I am trying to create an iOS App, that is able to recognize numbers from 0 to 9, when getting an image from the devices camera. I started out by detecting the number, which in my case will always be in a blue circle. I managed to get a pretty accurate circle detection with OpenCV. The app will at this point take the image, scan it for blue circles, cut it to the part, where the circle is, turn it into black and white and higher the contrast, so that there is just pure black (the background) and pure white (the number). The result is a pretty clear image of just the number. The last step would be to recognize the image with a simple Image Classifier.

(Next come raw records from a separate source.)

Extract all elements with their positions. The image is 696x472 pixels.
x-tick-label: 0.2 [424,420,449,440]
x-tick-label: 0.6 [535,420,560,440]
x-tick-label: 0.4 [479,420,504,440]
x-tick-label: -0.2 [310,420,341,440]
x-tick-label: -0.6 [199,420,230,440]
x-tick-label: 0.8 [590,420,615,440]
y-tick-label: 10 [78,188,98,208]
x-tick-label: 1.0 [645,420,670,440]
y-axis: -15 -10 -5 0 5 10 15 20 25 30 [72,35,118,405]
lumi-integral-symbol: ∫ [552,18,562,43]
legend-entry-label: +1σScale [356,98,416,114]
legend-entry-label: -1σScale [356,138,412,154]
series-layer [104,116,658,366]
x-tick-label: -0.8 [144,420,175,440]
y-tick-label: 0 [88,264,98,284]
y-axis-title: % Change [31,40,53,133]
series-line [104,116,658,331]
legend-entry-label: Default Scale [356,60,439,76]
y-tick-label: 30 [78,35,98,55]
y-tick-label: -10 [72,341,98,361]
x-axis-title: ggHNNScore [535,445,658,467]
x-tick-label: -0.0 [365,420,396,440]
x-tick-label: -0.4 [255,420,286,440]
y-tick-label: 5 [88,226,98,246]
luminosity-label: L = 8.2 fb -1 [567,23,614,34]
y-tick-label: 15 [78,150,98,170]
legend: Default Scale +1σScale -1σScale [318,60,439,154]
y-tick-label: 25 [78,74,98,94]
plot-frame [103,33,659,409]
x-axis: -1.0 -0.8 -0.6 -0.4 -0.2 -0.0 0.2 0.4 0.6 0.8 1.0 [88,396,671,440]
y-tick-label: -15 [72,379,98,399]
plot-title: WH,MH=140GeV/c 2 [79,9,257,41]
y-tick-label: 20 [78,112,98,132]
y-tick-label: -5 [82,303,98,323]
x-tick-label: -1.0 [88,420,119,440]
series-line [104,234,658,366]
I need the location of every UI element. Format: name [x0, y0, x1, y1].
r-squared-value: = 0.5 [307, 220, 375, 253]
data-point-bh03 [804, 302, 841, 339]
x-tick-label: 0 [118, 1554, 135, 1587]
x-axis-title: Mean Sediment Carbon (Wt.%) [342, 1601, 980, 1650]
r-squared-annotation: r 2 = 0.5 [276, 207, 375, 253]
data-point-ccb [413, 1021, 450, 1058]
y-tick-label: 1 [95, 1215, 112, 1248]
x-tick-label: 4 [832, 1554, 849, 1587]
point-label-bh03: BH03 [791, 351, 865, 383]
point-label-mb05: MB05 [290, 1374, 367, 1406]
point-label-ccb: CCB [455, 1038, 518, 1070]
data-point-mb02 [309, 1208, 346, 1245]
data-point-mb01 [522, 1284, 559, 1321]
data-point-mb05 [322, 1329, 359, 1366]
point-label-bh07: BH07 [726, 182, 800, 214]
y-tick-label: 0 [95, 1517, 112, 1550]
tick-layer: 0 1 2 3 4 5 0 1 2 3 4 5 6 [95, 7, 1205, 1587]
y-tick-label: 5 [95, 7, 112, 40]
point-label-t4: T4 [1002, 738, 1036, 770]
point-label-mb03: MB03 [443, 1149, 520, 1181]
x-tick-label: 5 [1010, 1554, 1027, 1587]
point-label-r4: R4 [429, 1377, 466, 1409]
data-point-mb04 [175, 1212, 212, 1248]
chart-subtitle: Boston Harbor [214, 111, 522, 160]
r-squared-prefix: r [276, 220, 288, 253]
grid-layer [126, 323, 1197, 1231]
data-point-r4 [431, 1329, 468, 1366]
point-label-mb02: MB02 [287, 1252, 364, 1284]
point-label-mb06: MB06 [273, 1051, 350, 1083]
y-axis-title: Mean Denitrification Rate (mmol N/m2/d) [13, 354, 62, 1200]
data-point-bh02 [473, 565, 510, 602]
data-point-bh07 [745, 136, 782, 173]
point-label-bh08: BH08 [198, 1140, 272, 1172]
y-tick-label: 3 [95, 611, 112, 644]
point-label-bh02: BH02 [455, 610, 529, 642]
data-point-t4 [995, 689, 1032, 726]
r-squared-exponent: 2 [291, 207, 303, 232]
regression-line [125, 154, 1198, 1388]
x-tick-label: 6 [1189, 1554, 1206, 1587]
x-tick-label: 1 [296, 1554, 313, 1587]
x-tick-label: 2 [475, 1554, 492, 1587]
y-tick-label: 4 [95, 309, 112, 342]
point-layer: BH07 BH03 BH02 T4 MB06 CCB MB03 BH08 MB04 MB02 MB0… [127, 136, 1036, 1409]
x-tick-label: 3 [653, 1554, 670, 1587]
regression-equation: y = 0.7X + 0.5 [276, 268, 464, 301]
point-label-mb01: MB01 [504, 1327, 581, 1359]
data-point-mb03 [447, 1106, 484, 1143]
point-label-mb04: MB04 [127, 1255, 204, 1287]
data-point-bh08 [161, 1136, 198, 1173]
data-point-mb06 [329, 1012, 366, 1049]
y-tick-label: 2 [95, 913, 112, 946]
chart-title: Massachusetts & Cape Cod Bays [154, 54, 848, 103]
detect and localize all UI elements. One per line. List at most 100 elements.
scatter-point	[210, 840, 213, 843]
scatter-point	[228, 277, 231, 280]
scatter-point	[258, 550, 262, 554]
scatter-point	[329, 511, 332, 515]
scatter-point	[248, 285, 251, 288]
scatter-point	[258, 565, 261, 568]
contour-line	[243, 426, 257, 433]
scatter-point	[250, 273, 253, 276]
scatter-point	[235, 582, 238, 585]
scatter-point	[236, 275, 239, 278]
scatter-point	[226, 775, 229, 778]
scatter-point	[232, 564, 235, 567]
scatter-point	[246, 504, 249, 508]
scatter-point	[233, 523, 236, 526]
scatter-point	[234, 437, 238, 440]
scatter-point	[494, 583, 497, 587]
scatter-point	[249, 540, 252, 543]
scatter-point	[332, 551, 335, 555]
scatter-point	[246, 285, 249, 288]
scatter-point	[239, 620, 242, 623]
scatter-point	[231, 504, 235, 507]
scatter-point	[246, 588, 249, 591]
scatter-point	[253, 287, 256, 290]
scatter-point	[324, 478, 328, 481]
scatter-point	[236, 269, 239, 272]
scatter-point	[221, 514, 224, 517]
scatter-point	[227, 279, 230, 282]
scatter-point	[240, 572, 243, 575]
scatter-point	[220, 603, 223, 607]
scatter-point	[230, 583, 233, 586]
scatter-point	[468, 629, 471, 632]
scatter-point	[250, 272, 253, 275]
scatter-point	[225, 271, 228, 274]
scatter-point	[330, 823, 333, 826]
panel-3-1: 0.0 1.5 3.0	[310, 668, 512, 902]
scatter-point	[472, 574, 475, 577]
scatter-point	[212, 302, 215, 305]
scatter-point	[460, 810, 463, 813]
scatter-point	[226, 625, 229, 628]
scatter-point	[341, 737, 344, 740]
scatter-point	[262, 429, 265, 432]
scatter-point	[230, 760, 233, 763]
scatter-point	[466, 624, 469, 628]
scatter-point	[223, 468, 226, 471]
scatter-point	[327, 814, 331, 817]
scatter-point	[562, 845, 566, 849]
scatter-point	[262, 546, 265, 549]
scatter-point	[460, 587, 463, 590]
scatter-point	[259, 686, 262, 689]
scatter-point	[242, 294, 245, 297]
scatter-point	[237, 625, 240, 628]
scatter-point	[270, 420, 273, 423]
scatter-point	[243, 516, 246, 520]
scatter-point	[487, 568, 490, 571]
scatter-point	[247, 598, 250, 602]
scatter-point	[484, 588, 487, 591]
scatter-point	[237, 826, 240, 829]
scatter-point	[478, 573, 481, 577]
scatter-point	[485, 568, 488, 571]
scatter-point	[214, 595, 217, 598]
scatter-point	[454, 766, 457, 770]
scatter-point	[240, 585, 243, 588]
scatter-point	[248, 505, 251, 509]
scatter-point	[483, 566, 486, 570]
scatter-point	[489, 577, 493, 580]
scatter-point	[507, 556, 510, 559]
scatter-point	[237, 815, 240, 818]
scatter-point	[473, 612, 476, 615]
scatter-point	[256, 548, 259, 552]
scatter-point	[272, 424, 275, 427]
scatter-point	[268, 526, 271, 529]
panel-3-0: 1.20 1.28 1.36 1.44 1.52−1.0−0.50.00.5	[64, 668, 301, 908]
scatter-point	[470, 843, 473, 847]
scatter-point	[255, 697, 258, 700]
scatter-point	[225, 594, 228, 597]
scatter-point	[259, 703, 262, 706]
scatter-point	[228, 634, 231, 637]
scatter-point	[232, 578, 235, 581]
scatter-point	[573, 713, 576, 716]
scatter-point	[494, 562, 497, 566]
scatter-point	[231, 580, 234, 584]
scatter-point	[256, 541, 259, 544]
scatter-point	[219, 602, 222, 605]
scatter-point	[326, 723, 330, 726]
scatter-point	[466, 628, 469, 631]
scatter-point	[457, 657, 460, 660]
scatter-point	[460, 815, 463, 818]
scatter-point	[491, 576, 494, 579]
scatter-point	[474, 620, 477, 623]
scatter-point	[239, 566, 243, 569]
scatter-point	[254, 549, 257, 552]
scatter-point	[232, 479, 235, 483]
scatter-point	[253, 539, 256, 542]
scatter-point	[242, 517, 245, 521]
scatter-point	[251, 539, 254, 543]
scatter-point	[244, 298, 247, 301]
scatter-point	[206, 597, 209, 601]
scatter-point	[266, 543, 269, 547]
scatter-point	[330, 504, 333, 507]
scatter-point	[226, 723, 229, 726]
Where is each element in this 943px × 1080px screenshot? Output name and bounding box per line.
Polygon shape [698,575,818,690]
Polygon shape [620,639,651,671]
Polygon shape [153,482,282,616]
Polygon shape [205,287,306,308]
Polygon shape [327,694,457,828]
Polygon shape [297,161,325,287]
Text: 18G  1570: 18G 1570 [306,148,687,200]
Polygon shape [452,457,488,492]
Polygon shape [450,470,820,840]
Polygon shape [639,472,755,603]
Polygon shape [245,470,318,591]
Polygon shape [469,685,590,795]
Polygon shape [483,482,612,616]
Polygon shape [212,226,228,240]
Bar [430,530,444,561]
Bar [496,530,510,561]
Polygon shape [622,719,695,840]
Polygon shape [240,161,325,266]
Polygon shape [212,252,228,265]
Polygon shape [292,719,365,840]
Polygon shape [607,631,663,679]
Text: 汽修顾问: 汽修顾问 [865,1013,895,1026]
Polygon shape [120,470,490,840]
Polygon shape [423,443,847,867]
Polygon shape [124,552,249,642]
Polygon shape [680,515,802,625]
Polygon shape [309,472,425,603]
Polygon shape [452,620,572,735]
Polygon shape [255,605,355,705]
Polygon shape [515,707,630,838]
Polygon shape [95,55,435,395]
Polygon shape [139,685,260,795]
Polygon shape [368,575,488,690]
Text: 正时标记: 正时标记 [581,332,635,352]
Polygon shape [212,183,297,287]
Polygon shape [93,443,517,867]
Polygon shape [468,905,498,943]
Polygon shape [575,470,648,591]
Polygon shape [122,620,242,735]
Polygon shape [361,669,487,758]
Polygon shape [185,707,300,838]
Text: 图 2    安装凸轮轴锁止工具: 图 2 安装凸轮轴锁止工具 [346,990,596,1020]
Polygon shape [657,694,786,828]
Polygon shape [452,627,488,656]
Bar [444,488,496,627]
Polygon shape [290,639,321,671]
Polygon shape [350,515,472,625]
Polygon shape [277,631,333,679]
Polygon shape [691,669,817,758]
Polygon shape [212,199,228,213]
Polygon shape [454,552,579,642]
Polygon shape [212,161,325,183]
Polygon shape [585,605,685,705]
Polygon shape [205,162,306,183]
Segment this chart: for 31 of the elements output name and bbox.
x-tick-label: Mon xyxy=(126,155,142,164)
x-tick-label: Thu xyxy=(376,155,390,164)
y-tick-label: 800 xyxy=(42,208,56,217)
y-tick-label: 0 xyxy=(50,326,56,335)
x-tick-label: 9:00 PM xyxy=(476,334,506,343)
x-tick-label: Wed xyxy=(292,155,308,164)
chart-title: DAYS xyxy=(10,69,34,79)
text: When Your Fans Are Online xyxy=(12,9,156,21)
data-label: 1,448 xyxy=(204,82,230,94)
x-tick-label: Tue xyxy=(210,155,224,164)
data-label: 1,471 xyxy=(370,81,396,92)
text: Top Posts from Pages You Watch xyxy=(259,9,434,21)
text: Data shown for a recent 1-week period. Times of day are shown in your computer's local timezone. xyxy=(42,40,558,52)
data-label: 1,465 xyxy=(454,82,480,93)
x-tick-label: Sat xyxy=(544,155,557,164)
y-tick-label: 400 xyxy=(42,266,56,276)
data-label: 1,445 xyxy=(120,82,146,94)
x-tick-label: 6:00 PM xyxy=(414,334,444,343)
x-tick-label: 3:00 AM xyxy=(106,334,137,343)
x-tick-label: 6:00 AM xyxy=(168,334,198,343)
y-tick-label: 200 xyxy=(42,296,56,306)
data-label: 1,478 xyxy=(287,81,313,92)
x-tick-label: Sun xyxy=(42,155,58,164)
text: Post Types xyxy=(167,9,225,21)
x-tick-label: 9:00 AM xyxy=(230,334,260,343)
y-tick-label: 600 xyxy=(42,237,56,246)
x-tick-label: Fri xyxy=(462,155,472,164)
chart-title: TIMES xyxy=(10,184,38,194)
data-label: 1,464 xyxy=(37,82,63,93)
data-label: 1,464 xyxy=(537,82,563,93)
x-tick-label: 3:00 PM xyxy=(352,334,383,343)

So I tried to recreate such "white number on black background" - images for a dataset. I used images of the numbers with the same font, as in reality, added random contrast, random brightness, random scale, added a blue circle and gave it to the function in OpenCV, which then gave back an image, that I saved on my hard drive. The dataset I created had over 10.000 images per number (so over 100.000 in total). I then used CreateML to train an Image Classifier for that dataset. The accuracy in the actual app with actual photos of such numbers however is quite bad.
So I tried a different approach. The idea was to change everything of the images except the number, so that the model learns the similarities. I did this by adding random white and black pixels to the image, rotating and scaling it. In the end I applied the same black and white filter from OpenCV and saved the images on my hard drive. This model is even worse than the above.
You can find a sample image of both datasets here: https://1drv.ms/f/s!Ao1FRfDXc7vKklCxq3n7NC6APImP
So here are my Questions:
1) Shouldn't it be quite easy to create a Machine-Learning Model that is capable of recognizing the numbers with a high accuracy?
2) What should my dataset look like in this case, to optimize the model accuracy?
3) How many images per number would you recommend for training?